The new bill is likely to be criticized on three fronts: value to law enforcement, technical effectiveness and civil liberties
The new bill is likely to be criticized on three fronts: value to law enforcement, technical effectiveness and civil liberties

Over the weekend reports appeared in the UK press that the government is planning a new bill. “Internet companies will be instructed to install hardware enabling GCHQ – the Government's electronic ‘listening’ agency – to examine ‘on demand’ any phone call made, text message and email sent, and website accessed in ‘real time’,” said the Daily Telegraph. “Internet firms will be required to give intelligence agency GCHQ access to communications in real time under new legislation set to be announced soon,” reported the BBC.

It is believed that the data in question is traffic data, and that access to content would still require judicial oversight. This basically means that the government will be able to monitor who is talking to whom on land and mobile phones (probably including geo-location data), who is in contact with whom via email, and who visits which websites. "It is vital that police and security services are able to obtain communications data in certain circumstances to investigate serious crime and terrorism and to protect the public. We need to take action to maintain the continued availability of communications data as technology changes," a Home Office spokesman told the Daily Telegraph.

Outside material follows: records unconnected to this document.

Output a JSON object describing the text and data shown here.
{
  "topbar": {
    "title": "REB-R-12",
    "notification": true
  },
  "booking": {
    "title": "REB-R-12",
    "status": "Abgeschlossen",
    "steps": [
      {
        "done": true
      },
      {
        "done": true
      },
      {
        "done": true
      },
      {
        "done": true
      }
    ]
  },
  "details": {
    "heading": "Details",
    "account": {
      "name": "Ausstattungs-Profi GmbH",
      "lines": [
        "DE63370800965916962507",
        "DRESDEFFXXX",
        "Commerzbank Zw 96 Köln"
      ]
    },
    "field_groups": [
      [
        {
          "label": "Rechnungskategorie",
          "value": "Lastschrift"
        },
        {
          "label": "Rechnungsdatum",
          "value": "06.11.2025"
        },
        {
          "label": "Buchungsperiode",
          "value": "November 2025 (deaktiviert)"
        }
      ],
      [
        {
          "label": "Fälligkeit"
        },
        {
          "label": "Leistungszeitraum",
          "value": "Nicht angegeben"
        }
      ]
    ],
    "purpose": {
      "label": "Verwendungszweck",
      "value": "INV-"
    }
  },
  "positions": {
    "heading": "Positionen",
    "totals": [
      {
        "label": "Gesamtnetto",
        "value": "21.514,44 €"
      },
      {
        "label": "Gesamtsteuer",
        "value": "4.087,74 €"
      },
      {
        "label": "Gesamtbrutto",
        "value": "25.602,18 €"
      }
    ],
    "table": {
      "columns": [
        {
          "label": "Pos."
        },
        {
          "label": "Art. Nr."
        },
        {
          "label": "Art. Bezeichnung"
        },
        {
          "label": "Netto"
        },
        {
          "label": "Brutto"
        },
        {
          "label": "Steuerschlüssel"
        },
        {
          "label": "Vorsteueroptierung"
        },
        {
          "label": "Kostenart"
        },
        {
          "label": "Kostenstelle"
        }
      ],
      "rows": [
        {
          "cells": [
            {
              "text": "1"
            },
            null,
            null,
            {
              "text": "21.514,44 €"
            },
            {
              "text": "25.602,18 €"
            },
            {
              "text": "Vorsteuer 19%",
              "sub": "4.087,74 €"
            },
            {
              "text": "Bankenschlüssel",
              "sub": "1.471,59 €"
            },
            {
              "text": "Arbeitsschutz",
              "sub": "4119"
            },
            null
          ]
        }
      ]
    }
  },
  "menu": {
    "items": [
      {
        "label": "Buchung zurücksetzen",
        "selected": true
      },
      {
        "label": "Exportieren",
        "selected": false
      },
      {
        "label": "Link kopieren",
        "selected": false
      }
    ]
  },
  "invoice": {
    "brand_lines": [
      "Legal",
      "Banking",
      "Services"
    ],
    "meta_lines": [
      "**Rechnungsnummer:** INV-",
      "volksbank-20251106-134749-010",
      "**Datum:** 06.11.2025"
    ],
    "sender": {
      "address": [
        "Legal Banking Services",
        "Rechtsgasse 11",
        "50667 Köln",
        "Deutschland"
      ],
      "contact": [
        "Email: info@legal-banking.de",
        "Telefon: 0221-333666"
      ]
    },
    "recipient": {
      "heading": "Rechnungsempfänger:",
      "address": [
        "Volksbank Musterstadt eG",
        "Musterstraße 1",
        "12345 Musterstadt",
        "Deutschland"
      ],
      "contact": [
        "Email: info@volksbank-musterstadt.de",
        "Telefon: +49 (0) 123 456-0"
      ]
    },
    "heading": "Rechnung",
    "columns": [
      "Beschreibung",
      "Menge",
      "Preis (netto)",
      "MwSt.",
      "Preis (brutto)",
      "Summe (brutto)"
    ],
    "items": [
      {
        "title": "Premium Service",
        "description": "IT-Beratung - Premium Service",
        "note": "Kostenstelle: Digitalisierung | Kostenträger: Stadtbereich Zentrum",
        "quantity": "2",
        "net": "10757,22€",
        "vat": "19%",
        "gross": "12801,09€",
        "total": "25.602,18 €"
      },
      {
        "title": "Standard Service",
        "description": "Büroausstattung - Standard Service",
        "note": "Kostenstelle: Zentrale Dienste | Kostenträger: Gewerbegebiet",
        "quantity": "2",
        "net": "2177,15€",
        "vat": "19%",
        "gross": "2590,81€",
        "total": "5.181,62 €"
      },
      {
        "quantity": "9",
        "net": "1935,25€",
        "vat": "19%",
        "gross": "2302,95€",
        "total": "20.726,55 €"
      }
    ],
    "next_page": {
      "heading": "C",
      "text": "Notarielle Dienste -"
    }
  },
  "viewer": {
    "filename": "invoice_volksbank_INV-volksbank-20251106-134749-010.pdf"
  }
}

The new bill is likely to be criticized on three fronts: value to law enforcement, technical effectiveness and civil liberties. Last month, when the Swedish government voted in favor of a data retention bill, Pirate Party activist Rick Falkvinge wrote that “a Germany study concluded that the data retention had only helped on 0.002% of criminal cases... In other words, hiring two new police officers is more effective for fighting crime than this abomination.” The Home Office claims that realt-ime monitoring is necessary to prevent crime; but critics will claim that it is unlikely to prevent any more than it can solve.

There are already ways in which monitoring can be avoided: pre-paid throwaway mobile phones and web anonymizing processes such as Tor (the onion router), which routes traffic through a worldwide network of volunteer routers to conceal source and destination from surveillance. Critics will claim that criminals will use such methods and that only innocent citizens will be monitored.

Civil liberties groups are already objecting. Shami Chakrabarti, director of Liberty, said, “This is more ambitious than anything that has been done before. It is a pretty drastic step in a democracy.” Nick Pickles, director of Big Brother Watch, said, “This is an unprecedented step that will see Britain adopt the same kind of surveillance seen in China and Iran.”